After her son’s death, she continued to make marijuana products for people suffering from a host of painful conditions. “I gave away medicine to AIDS, cancer, heart, dialysis, MS, cerebral palsy and epileptic patients,” she says. She herself had a prescription for medical marijuana she used to treat the anxiety and PTSD she experienced after the trauma of taking care of her dying child, and she and her son Jordan ran a medical pot collective with eight other people. California legalized medical marijuana in 1996. In keeping with the guidelines for legal growers, Albright and all the other growers had physician-issued prescriptions.

In September of 2010, the collective got a visit from a man they suspected to be a cop. They told him to get off their property. As it turned out, he was an undercover agent from the El Dorado County Sheriff’s Office. Later that month, a task force made up of local, state and federal officials executed a search warrant on the property.

Albright and her son Jordan were indicted for pot sold between 2008 and 2010, in addition to gun charges for the shotgun she says she kept to ward off mountain lions and bears.

Offered a plea deal of four years in prison for her, and one year of home supervision for her son, Albright refused, claiming that she’d done nothing wrong or illegal. But that didn’t matter in federal court. “I have learned since my indictment that a medical marijuana defense is not allowed in most federal courts,” she wrote in 2013. “Neither is the fact that we were totally legal and compliant with state and county laws.”

At the time, she asked the Obama administration for help. “I believe in you … we are not criminals,” she wrote in a letter.
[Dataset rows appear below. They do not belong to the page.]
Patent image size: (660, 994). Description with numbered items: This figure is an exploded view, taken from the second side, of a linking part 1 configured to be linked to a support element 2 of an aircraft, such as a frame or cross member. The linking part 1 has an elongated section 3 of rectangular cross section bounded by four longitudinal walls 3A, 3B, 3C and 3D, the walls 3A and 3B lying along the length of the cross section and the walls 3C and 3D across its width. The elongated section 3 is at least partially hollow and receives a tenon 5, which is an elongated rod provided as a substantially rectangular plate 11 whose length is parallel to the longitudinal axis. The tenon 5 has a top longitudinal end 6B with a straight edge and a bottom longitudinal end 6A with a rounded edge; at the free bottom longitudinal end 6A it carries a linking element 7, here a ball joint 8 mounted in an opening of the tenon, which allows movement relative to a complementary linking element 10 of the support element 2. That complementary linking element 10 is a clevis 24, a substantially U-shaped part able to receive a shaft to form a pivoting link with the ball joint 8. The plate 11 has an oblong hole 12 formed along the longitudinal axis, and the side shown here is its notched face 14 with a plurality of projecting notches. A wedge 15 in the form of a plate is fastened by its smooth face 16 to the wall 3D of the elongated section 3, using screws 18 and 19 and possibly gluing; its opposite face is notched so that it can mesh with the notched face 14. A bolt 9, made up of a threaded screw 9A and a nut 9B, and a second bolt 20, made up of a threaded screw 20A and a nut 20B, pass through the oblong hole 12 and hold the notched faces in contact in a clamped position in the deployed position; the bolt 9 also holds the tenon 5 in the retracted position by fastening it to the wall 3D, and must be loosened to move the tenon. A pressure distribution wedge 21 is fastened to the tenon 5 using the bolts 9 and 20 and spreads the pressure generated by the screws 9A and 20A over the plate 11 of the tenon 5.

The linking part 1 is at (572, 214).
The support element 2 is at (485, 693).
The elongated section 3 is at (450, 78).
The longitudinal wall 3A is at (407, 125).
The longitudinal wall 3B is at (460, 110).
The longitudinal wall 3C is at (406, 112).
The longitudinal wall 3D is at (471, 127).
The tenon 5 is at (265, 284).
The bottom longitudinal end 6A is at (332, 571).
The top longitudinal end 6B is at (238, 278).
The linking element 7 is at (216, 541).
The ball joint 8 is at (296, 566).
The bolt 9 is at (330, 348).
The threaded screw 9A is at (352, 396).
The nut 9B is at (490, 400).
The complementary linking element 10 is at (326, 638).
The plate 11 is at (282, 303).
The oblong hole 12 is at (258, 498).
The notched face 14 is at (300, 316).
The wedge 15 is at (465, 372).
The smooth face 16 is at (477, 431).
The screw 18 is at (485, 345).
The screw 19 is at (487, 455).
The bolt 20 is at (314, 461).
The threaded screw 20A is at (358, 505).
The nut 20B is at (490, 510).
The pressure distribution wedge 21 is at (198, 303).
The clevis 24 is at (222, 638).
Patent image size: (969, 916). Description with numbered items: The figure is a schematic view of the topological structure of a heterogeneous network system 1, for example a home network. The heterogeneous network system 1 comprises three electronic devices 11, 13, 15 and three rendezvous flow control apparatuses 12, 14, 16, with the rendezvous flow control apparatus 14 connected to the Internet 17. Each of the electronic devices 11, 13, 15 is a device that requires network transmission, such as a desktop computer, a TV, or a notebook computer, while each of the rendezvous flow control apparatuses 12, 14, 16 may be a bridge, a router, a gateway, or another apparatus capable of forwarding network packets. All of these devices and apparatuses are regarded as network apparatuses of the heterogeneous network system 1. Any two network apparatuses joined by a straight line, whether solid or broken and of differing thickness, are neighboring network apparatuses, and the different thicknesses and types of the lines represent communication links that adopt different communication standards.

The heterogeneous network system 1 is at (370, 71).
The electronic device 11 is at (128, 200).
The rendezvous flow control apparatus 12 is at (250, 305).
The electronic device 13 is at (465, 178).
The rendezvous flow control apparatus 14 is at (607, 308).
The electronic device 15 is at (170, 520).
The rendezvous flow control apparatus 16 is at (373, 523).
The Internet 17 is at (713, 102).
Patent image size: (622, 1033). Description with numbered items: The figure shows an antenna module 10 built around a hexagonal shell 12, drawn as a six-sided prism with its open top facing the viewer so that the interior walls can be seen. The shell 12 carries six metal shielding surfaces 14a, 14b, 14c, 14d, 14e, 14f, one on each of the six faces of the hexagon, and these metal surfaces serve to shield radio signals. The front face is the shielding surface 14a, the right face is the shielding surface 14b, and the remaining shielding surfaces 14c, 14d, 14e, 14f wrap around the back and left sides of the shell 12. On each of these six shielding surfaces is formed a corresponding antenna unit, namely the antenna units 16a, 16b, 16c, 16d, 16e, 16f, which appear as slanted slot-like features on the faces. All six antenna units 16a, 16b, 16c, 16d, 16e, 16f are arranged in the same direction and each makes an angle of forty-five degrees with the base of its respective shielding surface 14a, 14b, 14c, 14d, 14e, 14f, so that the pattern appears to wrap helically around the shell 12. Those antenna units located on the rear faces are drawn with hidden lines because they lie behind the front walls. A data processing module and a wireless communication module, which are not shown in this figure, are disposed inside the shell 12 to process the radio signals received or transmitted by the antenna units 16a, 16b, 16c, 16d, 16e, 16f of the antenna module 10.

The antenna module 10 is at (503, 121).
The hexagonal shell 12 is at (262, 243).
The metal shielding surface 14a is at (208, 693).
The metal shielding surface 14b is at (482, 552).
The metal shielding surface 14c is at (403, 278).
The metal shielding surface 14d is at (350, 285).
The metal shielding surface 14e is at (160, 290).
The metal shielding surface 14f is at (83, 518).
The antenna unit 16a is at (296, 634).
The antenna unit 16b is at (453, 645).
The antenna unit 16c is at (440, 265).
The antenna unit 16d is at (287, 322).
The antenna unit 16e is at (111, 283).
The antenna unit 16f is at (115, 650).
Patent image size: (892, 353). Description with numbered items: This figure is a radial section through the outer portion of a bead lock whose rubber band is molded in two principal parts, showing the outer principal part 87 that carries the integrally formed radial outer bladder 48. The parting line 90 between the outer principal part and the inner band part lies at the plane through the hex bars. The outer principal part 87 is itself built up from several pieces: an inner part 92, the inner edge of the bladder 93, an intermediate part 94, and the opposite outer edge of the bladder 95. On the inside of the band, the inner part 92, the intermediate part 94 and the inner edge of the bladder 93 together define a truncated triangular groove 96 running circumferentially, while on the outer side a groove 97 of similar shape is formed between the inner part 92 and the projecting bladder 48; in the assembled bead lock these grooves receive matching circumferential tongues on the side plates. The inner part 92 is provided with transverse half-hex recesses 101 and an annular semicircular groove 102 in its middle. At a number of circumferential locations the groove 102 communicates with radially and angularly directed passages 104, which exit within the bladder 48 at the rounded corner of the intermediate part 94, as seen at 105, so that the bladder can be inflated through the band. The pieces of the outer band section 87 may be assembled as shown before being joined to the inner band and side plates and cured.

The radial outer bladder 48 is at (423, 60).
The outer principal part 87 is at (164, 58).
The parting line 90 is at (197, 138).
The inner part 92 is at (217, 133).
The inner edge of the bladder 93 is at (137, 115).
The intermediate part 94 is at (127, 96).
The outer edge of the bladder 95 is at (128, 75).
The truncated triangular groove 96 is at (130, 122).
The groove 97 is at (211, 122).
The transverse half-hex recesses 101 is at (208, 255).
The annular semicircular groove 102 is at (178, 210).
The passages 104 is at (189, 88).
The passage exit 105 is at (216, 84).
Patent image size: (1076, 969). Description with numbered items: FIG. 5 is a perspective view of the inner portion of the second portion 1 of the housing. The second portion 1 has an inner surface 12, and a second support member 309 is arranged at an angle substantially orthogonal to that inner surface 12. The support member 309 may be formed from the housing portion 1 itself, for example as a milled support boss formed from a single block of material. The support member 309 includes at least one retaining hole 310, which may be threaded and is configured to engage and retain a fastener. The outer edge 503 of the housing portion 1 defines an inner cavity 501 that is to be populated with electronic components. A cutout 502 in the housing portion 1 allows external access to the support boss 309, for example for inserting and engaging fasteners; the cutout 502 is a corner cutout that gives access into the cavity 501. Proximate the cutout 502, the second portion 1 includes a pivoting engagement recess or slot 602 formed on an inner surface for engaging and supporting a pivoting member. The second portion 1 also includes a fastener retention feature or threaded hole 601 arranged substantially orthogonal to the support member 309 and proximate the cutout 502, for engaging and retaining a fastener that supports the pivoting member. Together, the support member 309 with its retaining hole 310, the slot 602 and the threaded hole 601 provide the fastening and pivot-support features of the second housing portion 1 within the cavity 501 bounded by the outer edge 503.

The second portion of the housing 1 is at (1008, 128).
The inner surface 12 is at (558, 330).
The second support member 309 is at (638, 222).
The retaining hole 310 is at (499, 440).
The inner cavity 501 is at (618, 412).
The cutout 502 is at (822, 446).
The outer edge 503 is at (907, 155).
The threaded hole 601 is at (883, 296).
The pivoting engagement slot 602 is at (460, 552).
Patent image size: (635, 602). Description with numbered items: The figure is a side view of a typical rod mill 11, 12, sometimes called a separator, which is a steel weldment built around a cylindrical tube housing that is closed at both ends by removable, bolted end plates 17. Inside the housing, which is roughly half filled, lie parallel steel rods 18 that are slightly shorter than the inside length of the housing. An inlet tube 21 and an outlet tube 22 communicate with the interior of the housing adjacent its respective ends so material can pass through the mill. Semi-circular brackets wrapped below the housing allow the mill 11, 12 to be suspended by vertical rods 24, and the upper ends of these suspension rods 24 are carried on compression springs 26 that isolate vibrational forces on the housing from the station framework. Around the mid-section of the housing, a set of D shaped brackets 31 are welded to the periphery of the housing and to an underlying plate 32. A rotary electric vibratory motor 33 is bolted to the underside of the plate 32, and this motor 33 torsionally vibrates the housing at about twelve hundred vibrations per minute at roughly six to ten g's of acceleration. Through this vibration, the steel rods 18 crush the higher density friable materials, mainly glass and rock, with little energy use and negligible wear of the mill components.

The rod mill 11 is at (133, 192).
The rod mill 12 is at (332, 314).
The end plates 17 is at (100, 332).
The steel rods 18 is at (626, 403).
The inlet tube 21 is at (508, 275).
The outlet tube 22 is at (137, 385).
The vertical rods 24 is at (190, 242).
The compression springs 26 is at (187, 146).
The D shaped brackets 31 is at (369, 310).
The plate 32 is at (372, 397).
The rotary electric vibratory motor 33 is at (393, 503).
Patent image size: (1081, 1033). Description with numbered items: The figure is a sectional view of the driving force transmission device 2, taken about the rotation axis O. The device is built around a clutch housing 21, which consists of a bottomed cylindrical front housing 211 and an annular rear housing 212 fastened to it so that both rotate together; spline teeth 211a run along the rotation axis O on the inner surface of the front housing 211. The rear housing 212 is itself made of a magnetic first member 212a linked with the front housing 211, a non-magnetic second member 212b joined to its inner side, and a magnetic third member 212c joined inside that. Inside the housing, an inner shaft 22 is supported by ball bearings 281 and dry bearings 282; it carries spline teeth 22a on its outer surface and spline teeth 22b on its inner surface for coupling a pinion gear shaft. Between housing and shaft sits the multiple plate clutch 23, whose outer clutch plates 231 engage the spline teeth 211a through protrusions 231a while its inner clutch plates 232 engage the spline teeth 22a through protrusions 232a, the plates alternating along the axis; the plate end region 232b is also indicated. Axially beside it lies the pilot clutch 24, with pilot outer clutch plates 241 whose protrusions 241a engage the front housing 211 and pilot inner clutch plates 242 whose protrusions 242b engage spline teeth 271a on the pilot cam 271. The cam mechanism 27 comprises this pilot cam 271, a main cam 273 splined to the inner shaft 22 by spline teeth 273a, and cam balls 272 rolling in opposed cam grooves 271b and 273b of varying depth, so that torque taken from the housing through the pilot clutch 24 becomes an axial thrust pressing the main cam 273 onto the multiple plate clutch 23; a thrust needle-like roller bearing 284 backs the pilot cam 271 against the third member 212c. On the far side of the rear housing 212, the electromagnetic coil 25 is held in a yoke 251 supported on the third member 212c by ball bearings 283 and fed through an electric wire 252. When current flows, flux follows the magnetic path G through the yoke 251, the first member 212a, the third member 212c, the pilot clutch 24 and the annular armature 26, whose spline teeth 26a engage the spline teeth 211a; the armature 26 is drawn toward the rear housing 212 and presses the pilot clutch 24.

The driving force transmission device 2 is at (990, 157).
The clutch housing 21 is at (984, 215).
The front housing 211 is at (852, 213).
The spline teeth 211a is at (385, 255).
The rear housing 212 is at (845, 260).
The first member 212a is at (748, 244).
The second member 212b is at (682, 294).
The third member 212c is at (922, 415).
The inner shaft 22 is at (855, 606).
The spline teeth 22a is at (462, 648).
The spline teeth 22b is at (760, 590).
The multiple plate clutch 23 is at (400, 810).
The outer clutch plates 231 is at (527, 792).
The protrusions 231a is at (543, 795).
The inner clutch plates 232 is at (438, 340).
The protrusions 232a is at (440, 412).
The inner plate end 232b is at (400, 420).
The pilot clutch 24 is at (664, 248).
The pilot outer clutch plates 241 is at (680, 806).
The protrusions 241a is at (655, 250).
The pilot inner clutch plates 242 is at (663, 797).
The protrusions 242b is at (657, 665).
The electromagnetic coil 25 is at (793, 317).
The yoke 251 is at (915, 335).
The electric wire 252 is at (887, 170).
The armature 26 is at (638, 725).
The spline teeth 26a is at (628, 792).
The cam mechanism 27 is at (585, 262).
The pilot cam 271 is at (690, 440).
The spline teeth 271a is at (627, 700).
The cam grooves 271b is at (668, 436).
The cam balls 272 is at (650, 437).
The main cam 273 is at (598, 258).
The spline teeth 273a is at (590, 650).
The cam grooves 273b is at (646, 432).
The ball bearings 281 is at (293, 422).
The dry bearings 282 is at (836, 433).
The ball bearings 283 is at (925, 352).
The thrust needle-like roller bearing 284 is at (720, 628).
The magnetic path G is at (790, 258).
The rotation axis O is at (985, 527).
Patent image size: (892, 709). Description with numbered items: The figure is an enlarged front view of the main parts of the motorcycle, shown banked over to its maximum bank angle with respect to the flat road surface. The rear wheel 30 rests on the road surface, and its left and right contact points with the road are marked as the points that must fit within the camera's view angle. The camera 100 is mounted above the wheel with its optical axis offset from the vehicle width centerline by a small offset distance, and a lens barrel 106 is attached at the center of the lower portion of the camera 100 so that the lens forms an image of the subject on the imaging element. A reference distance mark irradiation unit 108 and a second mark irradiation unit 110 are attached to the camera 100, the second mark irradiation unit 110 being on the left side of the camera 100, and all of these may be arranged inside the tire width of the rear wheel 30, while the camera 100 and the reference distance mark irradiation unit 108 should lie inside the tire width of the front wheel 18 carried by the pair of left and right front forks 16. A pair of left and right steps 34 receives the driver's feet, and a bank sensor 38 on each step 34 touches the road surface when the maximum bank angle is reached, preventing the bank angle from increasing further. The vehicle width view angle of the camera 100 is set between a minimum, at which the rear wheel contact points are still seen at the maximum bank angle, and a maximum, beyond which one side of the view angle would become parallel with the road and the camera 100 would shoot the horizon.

Faced with 20 years and prison time for her son, she took a guilty plea and got five and a half years. Her son got prison time as well. “I was pretty pissed off when Jordan and I were sent to prison. We took such great care to make sure we met the criteria for a completely State of California and El Dorado County legal collective, she says. “Apparently that does not matter to the feds.”

Federally, pot is still a Schedule I drug, which means it’s not actually legal anywhere in the U.S., giving the federal government the authority to raid marijuana facilities, even in places that have legalized at the state level. Amy Povah, the head of CAN-DO for clemency says her case is a perfect example countering Sessions’ Department of Justice line on pot.

“Patricia’s case establishes that the public cannot trust the current propaganda coming from Jeff Sessions’ Dept of Justice that claims ‘all drug cases are inherently violent’ and that there are ‘no low level’ drug offenders in federal prison.” Povah says.

Albright believes she was targeted so the government could seize her property through asset forfeiture. “The feds filed forfeiture on my home and land 10+ acres in the woods above Nevada County where I raised my two children without any child support and fought like hell to keep and maintain.’ In July, Attorney General Sessions said he would expand civic asset forfeiture.

Patricia doesn’t think she should be in prison, given the high cost to taxpayers.

“The U.S. makes up 5% of the world population but we have 25% of the prisoners. Shame on them,” she writes. “Seriously screwed up when you think of what politicians that get away with.”